Une ville peut-elle infléchir les destinées ? Alice Kaplan conduit sa démonstration en se penchant sur l’itinéraire de trois Américaines d’exception, dont les séjours dans la capitale française transformèrent le rapport au corps, à l’esprit et… aux Etats-Unis, selon des modalités différentes.
Jacqueline Bouvier Kennedy profita du programme du Smith College pour parfaire à Paris sa connaissance de la langue et de la culture en 1949-1950. Son origine française, fièrement revendiquée, lui permit d’afficher à son retour sa différence face au milieu américano-irlandais du clan Kennedy, qui la considéra longtemps comme un étrange bout rapporté dont la sophistication les heurtait.
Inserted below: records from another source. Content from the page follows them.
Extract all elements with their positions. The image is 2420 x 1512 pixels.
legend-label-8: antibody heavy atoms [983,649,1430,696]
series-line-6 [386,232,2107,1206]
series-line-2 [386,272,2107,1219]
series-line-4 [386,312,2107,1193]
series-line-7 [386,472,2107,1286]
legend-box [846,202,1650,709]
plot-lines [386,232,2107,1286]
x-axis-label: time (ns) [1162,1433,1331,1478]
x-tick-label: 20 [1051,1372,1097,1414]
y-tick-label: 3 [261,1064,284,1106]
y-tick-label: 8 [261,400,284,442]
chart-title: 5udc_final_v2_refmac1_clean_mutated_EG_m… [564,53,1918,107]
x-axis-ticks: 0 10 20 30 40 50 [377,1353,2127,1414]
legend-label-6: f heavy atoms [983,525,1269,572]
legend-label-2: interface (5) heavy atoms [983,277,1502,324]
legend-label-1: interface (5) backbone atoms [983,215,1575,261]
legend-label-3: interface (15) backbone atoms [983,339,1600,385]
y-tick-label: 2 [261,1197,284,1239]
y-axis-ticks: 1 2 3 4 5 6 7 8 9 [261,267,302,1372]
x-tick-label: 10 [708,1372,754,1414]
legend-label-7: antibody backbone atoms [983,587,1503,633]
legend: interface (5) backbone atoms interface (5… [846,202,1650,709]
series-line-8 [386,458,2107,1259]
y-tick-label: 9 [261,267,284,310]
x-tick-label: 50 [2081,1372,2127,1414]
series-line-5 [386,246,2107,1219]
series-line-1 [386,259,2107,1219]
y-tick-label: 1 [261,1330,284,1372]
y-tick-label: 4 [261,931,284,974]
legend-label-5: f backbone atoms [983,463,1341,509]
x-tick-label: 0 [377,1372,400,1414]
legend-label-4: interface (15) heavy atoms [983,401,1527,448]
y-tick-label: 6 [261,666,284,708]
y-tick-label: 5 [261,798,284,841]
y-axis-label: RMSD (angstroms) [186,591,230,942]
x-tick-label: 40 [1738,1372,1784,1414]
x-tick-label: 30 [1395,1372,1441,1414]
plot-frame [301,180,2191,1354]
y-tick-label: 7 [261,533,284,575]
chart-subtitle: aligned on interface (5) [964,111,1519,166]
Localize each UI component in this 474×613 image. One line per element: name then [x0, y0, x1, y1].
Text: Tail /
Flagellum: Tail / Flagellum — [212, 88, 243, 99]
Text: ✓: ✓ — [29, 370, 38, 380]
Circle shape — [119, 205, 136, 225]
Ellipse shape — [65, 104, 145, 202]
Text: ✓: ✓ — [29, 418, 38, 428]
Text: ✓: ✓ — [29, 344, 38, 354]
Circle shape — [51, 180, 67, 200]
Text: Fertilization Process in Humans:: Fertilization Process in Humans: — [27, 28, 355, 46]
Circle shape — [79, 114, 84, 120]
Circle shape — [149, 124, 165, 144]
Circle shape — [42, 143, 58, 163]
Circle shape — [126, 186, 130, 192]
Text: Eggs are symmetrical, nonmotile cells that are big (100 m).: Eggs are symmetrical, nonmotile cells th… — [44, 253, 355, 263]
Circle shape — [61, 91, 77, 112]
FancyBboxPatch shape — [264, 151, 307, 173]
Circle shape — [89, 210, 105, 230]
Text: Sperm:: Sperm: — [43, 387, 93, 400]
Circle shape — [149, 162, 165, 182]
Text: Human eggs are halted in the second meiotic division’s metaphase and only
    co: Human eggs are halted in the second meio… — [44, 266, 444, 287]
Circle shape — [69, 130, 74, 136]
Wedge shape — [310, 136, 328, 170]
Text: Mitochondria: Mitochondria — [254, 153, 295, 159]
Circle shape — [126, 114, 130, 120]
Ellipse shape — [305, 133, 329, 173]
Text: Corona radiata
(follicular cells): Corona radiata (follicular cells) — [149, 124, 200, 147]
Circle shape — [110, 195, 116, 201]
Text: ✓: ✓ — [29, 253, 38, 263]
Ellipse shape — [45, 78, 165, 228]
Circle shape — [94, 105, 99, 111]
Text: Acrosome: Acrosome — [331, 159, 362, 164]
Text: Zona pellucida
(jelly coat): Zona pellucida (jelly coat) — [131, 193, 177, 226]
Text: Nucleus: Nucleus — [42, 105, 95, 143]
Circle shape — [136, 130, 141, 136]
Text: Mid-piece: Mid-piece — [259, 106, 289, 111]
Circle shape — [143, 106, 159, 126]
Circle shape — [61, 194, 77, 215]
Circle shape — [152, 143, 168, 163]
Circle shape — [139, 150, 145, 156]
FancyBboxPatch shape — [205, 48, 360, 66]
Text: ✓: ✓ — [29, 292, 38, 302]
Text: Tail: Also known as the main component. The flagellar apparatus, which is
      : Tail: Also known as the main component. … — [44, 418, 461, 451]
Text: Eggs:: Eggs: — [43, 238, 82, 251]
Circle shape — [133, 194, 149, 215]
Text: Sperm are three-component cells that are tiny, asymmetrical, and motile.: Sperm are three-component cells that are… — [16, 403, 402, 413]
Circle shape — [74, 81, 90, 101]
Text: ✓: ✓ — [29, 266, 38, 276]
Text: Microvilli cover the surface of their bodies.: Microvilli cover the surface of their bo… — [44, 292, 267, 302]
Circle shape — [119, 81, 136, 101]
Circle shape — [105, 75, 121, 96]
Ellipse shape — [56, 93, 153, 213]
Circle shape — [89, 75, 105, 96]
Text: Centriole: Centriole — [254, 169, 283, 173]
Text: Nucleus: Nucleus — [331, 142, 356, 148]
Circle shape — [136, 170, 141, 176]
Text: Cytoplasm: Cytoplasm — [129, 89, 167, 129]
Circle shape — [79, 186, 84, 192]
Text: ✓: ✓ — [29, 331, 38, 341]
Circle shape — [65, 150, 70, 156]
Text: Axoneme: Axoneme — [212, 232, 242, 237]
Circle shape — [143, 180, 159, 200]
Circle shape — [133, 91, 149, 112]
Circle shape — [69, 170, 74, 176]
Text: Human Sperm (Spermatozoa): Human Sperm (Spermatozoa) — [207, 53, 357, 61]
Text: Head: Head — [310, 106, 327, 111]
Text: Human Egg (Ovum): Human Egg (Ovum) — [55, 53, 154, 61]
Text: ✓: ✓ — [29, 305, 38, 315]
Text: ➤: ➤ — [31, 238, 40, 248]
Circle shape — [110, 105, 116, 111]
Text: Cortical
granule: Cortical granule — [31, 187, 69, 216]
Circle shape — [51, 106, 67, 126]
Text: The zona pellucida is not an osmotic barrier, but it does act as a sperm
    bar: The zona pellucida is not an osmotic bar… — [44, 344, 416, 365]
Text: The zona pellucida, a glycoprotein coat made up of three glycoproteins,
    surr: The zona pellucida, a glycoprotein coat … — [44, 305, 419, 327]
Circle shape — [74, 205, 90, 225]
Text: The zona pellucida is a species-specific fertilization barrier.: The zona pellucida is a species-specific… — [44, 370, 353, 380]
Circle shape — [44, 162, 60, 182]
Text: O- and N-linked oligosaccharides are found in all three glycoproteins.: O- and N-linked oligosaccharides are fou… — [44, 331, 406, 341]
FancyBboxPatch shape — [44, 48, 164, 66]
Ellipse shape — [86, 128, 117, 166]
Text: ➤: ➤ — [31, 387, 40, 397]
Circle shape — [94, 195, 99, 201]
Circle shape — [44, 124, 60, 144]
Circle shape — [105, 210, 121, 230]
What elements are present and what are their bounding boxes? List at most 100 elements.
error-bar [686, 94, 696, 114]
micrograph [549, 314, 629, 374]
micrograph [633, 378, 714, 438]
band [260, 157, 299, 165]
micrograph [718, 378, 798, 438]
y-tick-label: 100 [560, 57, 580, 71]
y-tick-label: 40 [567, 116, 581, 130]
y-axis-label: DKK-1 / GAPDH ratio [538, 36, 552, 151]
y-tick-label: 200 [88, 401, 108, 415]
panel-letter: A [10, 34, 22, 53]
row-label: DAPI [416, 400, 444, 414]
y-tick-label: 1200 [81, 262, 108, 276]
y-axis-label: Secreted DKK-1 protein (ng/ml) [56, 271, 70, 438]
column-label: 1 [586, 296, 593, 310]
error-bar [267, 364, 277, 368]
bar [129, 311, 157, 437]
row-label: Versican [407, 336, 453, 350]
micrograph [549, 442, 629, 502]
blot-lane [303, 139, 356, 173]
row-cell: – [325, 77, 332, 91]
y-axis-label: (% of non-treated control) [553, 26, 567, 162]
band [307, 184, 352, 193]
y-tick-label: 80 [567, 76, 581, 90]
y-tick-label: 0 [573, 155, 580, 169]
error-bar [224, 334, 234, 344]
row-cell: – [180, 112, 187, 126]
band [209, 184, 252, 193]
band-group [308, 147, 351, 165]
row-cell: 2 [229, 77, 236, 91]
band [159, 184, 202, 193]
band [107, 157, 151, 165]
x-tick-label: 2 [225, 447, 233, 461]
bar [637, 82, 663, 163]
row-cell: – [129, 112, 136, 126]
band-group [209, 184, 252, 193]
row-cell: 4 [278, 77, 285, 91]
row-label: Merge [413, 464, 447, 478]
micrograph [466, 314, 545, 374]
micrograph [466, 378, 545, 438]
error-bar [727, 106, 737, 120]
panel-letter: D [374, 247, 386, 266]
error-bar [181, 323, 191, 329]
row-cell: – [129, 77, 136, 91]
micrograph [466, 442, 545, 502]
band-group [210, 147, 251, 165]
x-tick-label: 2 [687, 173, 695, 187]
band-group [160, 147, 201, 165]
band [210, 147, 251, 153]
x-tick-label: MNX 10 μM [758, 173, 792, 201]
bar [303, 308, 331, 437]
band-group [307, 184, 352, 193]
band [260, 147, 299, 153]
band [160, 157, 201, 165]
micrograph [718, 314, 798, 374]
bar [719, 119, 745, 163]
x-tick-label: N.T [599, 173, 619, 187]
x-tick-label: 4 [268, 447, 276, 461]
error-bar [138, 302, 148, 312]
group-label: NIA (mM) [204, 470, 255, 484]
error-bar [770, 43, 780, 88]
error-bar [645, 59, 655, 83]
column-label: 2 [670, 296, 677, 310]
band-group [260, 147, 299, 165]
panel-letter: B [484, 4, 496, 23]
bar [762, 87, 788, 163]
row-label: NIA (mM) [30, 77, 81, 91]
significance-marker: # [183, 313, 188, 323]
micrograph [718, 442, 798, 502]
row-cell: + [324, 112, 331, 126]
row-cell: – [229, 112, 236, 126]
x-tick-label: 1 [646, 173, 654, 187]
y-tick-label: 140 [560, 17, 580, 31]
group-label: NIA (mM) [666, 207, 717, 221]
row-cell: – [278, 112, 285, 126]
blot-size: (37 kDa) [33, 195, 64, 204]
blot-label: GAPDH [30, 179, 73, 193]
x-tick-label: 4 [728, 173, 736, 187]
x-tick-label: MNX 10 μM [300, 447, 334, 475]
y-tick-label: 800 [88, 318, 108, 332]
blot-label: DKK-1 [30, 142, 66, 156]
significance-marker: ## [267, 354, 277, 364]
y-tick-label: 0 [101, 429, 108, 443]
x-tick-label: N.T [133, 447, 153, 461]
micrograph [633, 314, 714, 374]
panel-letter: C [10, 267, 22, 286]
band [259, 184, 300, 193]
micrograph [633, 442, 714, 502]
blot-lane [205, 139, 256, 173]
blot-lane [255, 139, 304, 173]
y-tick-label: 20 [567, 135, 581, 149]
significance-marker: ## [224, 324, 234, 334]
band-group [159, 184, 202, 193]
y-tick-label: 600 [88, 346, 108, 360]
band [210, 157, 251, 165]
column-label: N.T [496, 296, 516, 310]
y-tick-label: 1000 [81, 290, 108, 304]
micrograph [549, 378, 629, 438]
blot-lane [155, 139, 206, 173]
Susan Sontagvécut dans la Ville-Lumière durant les années 1957 et 1958. Outre qu’elle y connut une forme de libération sexuelle, elle y découvrit aussi les charmes du Nouveau Roman, qu’elle contribua ensuite à introduire dans le Nouveau Monde. Tout en approfondissant sa culture littéraire et philosophique, Angela Davis amorça à Paris son engagement politique auquel ses origines, sans doute, la prédestinaient. L’attentat commis en 1963 contre une église baptiste noire de Birmingham, qu’elle apprit dans la capitale française et le racisme antimaghrébin qui sévissait à une époque où les braises de la guerre d’Algérie, tout juste achevée, brûlaient encore, confortèrent sa détermination.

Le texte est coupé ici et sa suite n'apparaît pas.